Il ne réclame donc pas de facture pour sa note de frais. Et l’hôtelier ne lui en remet pas puisqu’il est d’usage de remettre une facture au payeur.
Une fois le collaborateur parti, l’hôtelier n’envoie pas non plus de factures à l’entreprise car il ne dispose pas des informations pour le faire, ni non plus de la motivation nécessaire : il a déjà eu son règlement.

La situation en l’espèce est plus grave qu’il n’y parait, à plusieurs titres.
Tout d’abord force est de constater qu’il n’y a pas eu de facturation centralisée, le terme est erroné voire trompeur. Mais surtout il n’y a pas de facturation du tout. Et l’entreprise ne dispose pas de la pièce comptable, légalement exigée par l’administration fiscale, face à sa dépense. Au-delà de l’aspect absence totale de traçabilité et reporting , une obligation légale n’est pas remplie.

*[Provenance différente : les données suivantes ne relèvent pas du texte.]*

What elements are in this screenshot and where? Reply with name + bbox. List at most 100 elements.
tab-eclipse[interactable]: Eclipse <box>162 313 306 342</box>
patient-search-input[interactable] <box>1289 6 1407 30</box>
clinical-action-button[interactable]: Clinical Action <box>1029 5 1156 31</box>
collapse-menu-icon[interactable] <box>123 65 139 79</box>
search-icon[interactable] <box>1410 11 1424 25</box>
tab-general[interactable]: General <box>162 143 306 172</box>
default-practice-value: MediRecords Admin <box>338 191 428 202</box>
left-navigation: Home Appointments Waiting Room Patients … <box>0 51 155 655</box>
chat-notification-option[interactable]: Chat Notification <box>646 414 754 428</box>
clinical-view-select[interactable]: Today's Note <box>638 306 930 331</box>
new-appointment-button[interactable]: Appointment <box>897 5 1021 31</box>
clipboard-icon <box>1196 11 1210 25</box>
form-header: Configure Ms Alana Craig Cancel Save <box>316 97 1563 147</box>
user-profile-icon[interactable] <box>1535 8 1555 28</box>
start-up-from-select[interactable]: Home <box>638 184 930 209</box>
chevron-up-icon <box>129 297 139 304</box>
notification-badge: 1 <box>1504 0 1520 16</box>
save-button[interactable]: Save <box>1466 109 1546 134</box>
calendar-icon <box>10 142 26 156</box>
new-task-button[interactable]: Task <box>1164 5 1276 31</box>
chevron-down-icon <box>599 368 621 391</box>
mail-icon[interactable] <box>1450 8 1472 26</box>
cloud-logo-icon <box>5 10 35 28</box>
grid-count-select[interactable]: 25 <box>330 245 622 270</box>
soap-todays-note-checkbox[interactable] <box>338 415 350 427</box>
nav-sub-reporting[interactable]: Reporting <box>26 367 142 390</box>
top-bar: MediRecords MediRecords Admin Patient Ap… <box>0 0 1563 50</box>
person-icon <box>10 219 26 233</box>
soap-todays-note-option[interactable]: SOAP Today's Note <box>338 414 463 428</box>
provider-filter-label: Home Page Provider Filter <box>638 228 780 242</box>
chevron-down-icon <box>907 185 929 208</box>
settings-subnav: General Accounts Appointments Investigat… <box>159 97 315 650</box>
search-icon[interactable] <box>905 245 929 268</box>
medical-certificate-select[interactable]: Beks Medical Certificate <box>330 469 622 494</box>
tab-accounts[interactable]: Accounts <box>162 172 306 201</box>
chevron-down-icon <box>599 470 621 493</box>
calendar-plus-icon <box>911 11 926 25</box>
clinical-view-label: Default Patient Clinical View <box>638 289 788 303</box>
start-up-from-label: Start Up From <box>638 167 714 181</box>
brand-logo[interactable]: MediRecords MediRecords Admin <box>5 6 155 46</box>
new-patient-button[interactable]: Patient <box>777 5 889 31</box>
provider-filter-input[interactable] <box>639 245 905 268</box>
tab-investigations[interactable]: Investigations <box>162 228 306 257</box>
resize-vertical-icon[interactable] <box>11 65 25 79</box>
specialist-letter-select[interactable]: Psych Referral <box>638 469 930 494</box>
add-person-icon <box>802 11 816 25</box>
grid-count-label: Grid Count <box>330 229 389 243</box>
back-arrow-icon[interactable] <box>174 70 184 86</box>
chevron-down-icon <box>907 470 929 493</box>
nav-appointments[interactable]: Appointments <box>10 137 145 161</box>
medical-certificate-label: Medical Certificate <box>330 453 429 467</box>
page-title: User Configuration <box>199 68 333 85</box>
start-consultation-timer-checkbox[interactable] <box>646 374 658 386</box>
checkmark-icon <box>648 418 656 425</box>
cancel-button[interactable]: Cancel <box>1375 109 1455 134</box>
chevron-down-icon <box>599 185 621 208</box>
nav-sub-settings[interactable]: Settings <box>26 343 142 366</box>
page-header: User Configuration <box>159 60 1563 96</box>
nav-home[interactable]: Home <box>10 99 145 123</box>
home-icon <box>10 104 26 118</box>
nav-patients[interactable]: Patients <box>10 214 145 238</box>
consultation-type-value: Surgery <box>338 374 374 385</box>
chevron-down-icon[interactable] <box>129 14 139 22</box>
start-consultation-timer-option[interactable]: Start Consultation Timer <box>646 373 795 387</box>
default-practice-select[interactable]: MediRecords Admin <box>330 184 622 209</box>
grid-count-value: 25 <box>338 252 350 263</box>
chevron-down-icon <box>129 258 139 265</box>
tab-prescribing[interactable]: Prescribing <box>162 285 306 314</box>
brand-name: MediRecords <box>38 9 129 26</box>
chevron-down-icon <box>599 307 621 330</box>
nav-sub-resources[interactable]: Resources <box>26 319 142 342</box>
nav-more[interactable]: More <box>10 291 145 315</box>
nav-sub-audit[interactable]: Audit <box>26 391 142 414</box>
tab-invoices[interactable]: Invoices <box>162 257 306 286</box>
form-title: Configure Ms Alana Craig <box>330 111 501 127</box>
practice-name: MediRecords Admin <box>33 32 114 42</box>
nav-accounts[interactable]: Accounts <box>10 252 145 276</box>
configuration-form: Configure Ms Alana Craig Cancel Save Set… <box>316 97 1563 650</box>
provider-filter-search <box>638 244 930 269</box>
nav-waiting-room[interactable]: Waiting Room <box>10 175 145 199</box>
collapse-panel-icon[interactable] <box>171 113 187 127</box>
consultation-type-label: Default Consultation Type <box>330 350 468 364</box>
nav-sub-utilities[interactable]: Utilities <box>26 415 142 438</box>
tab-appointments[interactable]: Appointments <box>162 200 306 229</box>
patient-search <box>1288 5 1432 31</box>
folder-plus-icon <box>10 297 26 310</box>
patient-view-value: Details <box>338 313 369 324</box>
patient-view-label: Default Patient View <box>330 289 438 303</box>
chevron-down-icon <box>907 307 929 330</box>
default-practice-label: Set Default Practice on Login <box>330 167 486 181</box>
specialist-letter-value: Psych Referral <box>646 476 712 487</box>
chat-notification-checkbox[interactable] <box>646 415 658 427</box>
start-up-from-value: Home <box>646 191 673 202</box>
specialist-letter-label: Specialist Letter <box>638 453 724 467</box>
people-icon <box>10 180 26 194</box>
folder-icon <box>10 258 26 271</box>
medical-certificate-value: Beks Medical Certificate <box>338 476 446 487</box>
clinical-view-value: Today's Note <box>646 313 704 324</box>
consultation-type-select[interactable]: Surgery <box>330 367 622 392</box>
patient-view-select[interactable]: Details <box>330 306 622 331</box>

D’un point de vue organisationnel dans les services comptables de l’entreprise, on peut aussi soulever un point qui ne manque pas d’achopper : le paiement sera prélevé par la carte sur le compte de l’entreprise que celle-ci dispose ou non des pièces comptables.

En résumé, l’utilisation d’une carte virtuelle en règlement de réservations hôtelière peut être une excellente solution pour un professionnel plateforme hôtel pour régler ses achats à la volée dans le cadre d’un flux financier très sécurisé et d’un contrat engageant par exemple la chaîne d’hôtel à fournir ses factures. L’utilisation pour une entreprise doit être faite en toute connaissance de cause afin d’éviter les désillusions ou pire, mais assez probablement, les ennuis comptables et fiscaux.

Comment avoir la facturation centralisée sur l’hôtellerie ?

On ne peut pas « bricoler » la facturation centralisée. Celle-ci a de grandes vertus (facilité pour les collaborateurs, économies sur les coûts de traitement, visibilité complète…) mais impose de passer par un modèle économique spécifique.

En effet, le pré-requis indispensable à la facturation centralisée est que ce soit une seule et même entité juridique qui facture toutes les réservations de l’entreprise, on appelle cela la prise en charge. Toutes les réservations sont donc payées par cette entité intermédiaire qui les refacture ensuite à l’entreprise. Le paiement est cette fois vraiment centralisé puisqu’il ne se fait qu’en un seul point centralisé : l’entité qui refacture l’entreprise.
Si cette entité est une TMC on entend le terme « Bill Back ». Si cette entité est une plateforme hôtel, on dit « prise en charge » et facturation centralisée (central billing).
Dans ce cas spécifique, on peut donc parler de la vraie facturation centralisée.

Il est alors possible de régler cet intermédiaire avec tout moyen de paiement, y compris une carte logée ou BTA avec, en cerise sur la gâteau, les avantages de ce type de paiement (data niveau 3, traçabilité analytique, consolidation, délais de paiement etc.).